Когда Вера отошла от рояля, Лиза сидела в манеже с широкой улыбкой на лице и что-то весело гугукала.
– Вот видишь, дочке твоя музыка очень нравится. Мне, кстати, тоже, а раньше я эту вещь не слышал. Кто написал?
– Понятия не имею, просто вдруг в голову пришло.
– Красиво получилось… ты знаешь, я абсолютно уверен, что эту музыку должны услышать не только мы с Лизой. Ты сейчас просто лишний раз доказала – мне доказала – что в Консерваторию тебя приглашали совершенно заслуженно. А музыку эту ты просто обязана на пластинку записать!

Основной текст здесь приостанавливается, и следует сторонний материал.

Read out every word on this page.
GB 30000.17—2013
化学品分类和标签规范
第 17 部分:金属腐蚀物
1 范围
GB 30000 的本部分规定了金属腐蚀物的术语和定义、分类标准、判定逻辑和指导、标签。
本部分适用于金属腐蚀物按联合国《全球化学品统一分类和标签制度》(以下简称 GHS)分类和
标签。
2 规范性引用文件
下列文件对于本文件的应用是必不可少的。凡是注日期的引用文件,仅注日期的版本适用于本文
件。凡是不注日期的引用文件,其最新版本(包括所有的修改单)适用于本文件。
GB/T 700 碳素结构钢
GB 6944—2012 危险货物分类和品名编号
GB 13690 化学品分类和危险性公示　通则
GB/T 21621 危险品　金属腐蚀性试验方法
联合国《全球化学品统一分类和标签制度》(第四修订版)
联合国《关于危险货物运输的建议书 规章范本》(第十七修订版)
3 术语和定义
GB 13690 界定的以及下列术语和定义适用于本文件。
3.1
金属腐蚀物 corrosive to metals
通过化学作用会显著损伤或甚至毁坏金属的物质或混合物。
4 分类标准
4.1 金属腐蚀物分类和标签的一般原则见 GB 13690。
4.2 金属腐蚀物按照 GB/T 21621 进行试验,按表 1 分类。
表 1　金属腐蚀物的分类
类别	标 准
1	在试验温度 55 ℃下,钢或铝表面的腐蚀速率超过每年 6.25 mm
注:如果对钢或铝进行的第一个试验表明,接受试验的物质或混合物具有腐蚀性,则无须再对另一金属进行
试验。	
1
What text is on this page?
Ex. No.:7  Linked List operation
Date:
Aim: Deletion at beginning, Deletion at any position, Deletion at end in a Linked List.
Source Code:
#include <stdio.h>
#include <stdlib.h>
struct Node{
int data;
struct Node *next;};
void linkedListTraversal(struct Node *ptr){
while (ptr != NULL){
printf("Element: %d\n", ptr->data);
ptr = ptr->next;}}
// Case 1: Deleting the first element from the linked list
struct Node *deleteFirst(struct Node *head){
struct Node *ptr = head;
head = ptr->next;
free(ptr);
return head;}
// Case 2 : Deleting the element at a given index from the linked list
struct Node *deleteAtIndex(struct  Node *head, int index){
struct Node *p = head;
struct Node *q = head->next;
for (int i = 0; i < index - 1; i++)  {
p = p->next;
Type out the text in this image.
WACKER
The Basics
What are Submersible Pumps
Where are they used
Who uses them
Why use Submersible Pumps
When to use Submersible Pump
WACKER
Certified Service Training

– Вот прям щяз брошусь записывать! По-хорошему там еще струнный оркестр должен играть, и еще что-то… я пока не пойму что. Но ты и сам знаешь, с написанием нот у меня проблемы.
– Ну да, конечно!
– Записать я их могу, но получается очень долго…
– Зато сыграть ты можешь вообще без нот, так что Родина тебя не простит, если ты ее, Родину, оставишь без музыки. А закорючки на бумажку полосатую нанести… твоя подруга из Пушкино, Надя, ведь это легко сделать сможет. Давай, я за ней в воскресенье заеду? И нужно музыку эту как-то назвать…
Почему-то у Веры в голове крутилась какая-то Аделина, но прокрутив в голове всех знакомых, она смогла вспомнить лишь управляющую бельгийским торговым представительством компании Марты – мелкую и довольно склочную тетку возрастом под полтинник. Ее даже Марта с трудом переносила, но вот торговать всяким та тетка умела исключительно хорошо… Однако сопоставить ее и прозвучавшую сейчас музыку Вера все же не смогла:
– Назову пьесу просто: баллада для дочери – вот как Лизавете она понравилась. Кстати, пора эту хулиганку переодеть на ночь…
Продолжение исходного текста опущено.